Oh, then what a great opportunity to empathize with them and try to realize why they came to the conclusion that we were wrong. We may learn a lesson or two on the fascinating topic of Human Psychology —and again, without having to share our credit card number with anyone.
Isn’t that a great deal?
Now as a final note, let me tell you: this is a gradual process and I believe we’ll only be able to perfect it when we’re in the first bodhisattva level. Until then it’s a constant practice, and one that requires some willpower. Criticism is hard to bear and most of us are carrying some deep-rooted emotional habits about it. These days I still cringe when someone at work tells me I’m doing something wrong or that I had a terrible idea. Of course I do. But the point I want to make here, the one that I’d love for you to take home after this oh-my-goodness-it-got-quite-long-isn’t-it article is this.
We always have a choice.
Right there, after the initial cringe, we have a choice to reframe the event in a manner that is constructive for us. To look for and actually find perfectly valid reasons to find the enriching side of it. And then, of course, to find a way to make our spiritual growth profit from it. This takes time, effort and many failures, but I’ve discovered I can choose to walk a path in which criticism is not an enemy, but a precious ally.

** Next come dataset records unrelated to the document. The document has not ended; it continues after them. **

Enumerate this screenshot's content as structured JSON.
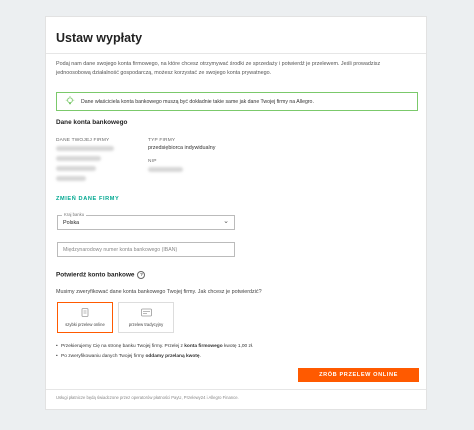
{
  "title": "Ustaw wypłaty",
  "intro": "Podaj nam dane swojego konta firmowego, na które chcesz otrzymywać środki ze sprzedaży i potwierdź je przelewem. Jeśli prowadzisz jednoosobową działalność gospodarczą, możesz korzystać ze swojego konta prywatnego.",
  "info_banner": {
    "icon": "lightbulb-icon",
    "text": "Dane właściciela konta bankowego muszą być dokładnie takie same jak dane Twojej firmy na Allegro.",
    "border_color": "#7bc96b"
  },
  "bank_details": {
    "heading": "Dane konta bankowego",
    "company_label": "DANE TWOJEJ FIRMY",
    "type_label": "TYP FIRMY",
    "type_value": "przedsiębiorca indywidualny",
    "nip_label": "NIP",
    "change_link": "ZMIEŃ DANE FIRMY"
  },
  "form": {
    "country_label": "Kraj banku",
    "country_value": "Polska",
    "iban_placeholder": "Międzynarodowy numer konta bankowego (IBAN)"
  },
  "confirm": {
    "heading": "Potwierdź konto bankowe",
    "question": "Musimy zweryfikować dane konta bankowego Twojej firmy. Jak chcesz je potwierdzić?",
    "options": [
      {
        "label": "szybki przelew online",
        "icon": "card-icon",
        "selected": true
      },
      {
        "label": "przelew tradycyjny",
        "icon": "transfer-icon",
        "selected": false
      }
    ],
    "bullet1_pre": "Przekierujemy Cię na stronę banku Twojej firmy. Przelej z ",
    "bullet1_bold": "konta firmowego",
    "bullet1_post": " kwotę 1,00 zł.",
    "bullet2_pre": "Po zweryfikowaniu danych Twojej firmy ",
    "bullet2_bold": "oddamy przelaną kwotę",
    "bullet2_post": "."
  },
  "submit_button": "ZRÓB PRZELEW ONLINE",
  "footer": "Usługi płatnicze będą świadczone przez operatorów płatności PayU, Przelewy24 i Allegro Finance.",
  "colors": {
    "accent": "#ff5a00",
    "link": "#00a790",
    "info_border": "#7bc96b"
  }
}
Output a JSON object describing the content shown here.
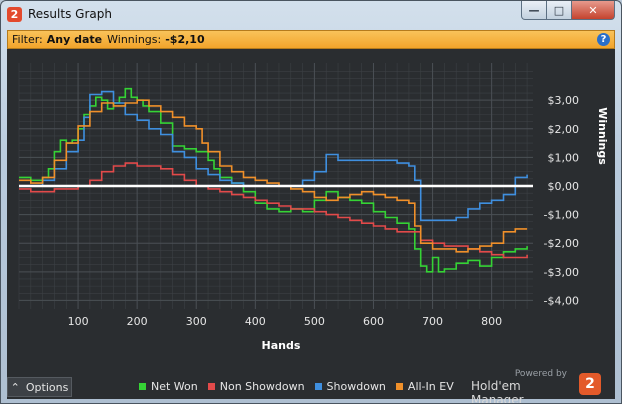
{
  "window": {
    "title": "Results Graph",
    "controls": {
      "minimize": "—",
      "maximize": "□",
      "close": "✕"
    },
    "app_icon_glyph": "2"
  },
  "filter": {
    "prefix": "Filter:",
    "date_value": "Any date",
    "winnings_label": "Winnings:",
    "winnings_value": "-$2,10",
    "help_glyph": "?"
  },
  "footer": {
    "options_label": "Options",
    "powered_by": "Powered by",
    "brand": "Hold'em Manager",
    "brand_logo_glyph": "2"
  },
  "colors": {
    "net_won": "#35d335",
    "non_showdown": "#e24a4a",
    "showdown": "#3f8fdf",
    "allin_ev": "#f0902a",
    "zero_line": "#ffffff",
    "grid": "#3c4044",
    "plot_bg": "#2a2d30"
  },
  "chart_data": {
    "type": "line",
    "xlabel": "Hands",
    "ylabel": "Winnings",
    "xlim": [
      0,
      870
    ],
    "ylim": [
      -4.3,
      4.3
    ],
    "x_ticks": [
      100,
      200,
      300,
      400,
      500,
      600,
      700,
      800
    ],
    "x_tick_labels": [
      "100",
      "200",
      "300",
      "400",
      "500",
      "600",
      "700",
      "800"
    ],
    "y_ticks": [
      3,
      2,
      1,
      0,
      -1,
      -2,
      -3,
      -4
    ],
    "y_tick_labels": [
      "$3,00",
      "$2,00",
      "$1,00",
      "$0,00",
      "-$1,00",
      "-$2,00",
      "-$3,00",
      "-$4,00"
    ],
    "grid": true,
    "legend_position": "bottom",
    "series": [
      {
        "name": "Net Won",
        "key": "net_won",
        "x": [
          0,
          20,
          40,
          50,
          60,
          70,
          80,
          90,
          100,
          110,
          120,
          130,
          140,
          150,
          160,
          170,
          180,
          190,
          200,
          210,
          220,
          230,
          240,
          260,
          280,
          300,
          320,
          330,
          340,
          360,
          380,
          400,
          420,
          440,
          460,
          480,
          500,
          520,
          540,
          560,
          580,
          600,
          620,
          640,
          660,
          670,
          680,
          690,
          700,
          710,
          720,
          740,
          760,
          780,
          800,
          820,
          840,
          860
        ],
        "y": [
          0.3,
          0.2,
          0.3,
          0.6,
          1.2,
          1.6,
          1.5,
          1.6,
          2.0,
          2.5,
          2.8,
          3.1,
          3.0,
          2.7,
          2.9,
          3.1,
          3.4,
          3.1,
          3.0,
          2.8,
          2.6,
          2.6,
          2.2,
          1.4,
          1.3,
          1.2,
          0.9,
          0.6,
          0.3,
          0.1,
          -0.2,
          -0.6,
          -0.8,
          -0.9,
          -0.8,
          -0.9,
          -0.5,
          -0.2,
          -0.4,
          -0.5,
          -0.6,
          -0.9,
          -1.1,
          -1.3,
          -1.5,
          -2.2,
          -2.8,
          -3.0,
          -2.5,
          -3.0,
          -2.9,
          -2.7,
          -2.6,
          -2.8,
          -2.5,
          -2.3,
          -2.2,
          -2.1
        ]
      },
      {
        "name": "Non Showdown",
        "key": "non_showdown",
        "x": [
          0,
          20,
          40,
          60,
          80,
          100,
          120,
          140,
          160,
          180,
          200,
          220,
          240,
          260,
          280,
          300,
          320,
          340,
          360,
          380,
          400,
          420,
          440,
          460,
          480,
          500,
          520,
          540,
          560,
          580,
          600,
          620,
          640,
          660,
          680,
          700,
          720,
          740,
          760,
          780,
          800,
          820,
          840,
          860
        ],
        "y": [
          -0.1,
          -0.2,
          -0.2,
          -0.1,
          -0.1,
          0.0,
          0.2,
          0.5,
          0.7,
          0.8,
          0.7,
          0.7,
          0.6,
          0.4,
          0.2,
          0.0,
          -0.1,
          -0.2,
          -0.3,
          -0.4,
          -0.5,
          -0.6,
          -0.7,
          -0.8,
          -0.8,
          -0.9,
          -1.0,
          -1.1,
          -1.2,
          -1.3,
          -1.4,
          -1.5,
          -1.6,
          -1.6,
          -1.9,
          -2.0,
          -2.1,
          -2.1,
          -2.2,
          -2.3,
          -2.4,
          -2.5,
          -2.5,
          -2.4
        ]
      },
      {
        "name": "Showdown",
        "key": "showdown",
        "x": [
          0,
          20,
          40,
          60,
          80,
          100,
          110,
          120,
          140,
          160,
          180,
          200,
          220,
          240,
          260,
          280,
          300,
          320,
          340,
          360,
          380,
          400,
          420,
          440,
          460,
          480,
          500,
          520,
          540,
          560,
          580,
          600,
          620,
          640,
          660,
          670,
          680,
          700,
          720,
          740,
          760,
          780,
          800,
          820,
          840,
          860
        ],
        "y": [
          0.0,
          0.0,
          0.2,
          0.6,
          1.2,
          1.6,
          2.4,
          3.2,
          3.3,
          2.9,
          2.5,
          2.3,
          2.0,
          1.8,
          1.2,
          1.0,
          0.6,
          0.4,
          0.2,
          0.1,
          0.0,
          0.0,
          0.0,
          0.0,
          0.0,
          0.2,
          0.5,
          1.1,
          0.9,
          0.9,
          0.9,
          0.9,
          0.9,
          0.8,
          0.7,
          0.2,
          -1.2,
          -1.2,
          -1.2,
          -1.1,
          -0.8,
          -0.6,
          -0.5,
          -0.3,
          0.3,
          0.4
        ]
      },
      {
        "name": "All-In EV",
        "key": "allin_ev",
        "x": [
          0,
          20,
          40,
          60,
          80,
          100,
          120,
          140,
          160,
          180,
          200,
          220,
          240,
          260,
          280,
          300,
          310,
          320,
          340,
          360,
          380,
          400,
          420,
          440,
          460,
          480,
          500,
          520,
          540,
          560,
          580,
          600,
          620,
          640,
          660,
          670,
          680,
          700,
          720,
          740,
          760,
          780,
          800,
          820,
          840,
          860
        ],
        "y": [
          0.2,
          0.1,
          0.3,
          0.9,
          1.5,
          2.1,
          2.6,
          2.9,
          2.8,
          2.9,
          3.0,
          2.8,
          2.6,
          2.4,
          2.1,
          2.0,
          1.5,
          1.2,
          0.7,
          0.5,
          0.3,
          0.2,
          0.1,
          0.0,
          -0.1,
          -0.2,
          -0.4,
          -0.5,
          -0.4,
          -0.3,
          -0.2,
          -0.3,
          -0.4,
          -0.5,
          -0.6,
          -1.4,
          -2.0,
          -2.2,
          -2.2,
          -2.3,
          -2.2,
          -2.1,
          -2.0,
          -1.6,
          -1.5,
          -1.5
        ]
      }
    ]
  }
}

By the way, teachings like that stanza from the 37 practices are a very useful tool to remember at times of need. Eventually changing our minds to be what we want it to be —that’s just a matter of time. So my very best wishes for you in such an amazing inner transformation process, thank you for reading and happy cringing.
PS: I’m grateful to RYI for their scholarship for the Translator Training Program, as well as to my friend Jamie, who kindly reviewed this article and suggested many useful improvements—showing me, once again, the paramount importance of Correctors.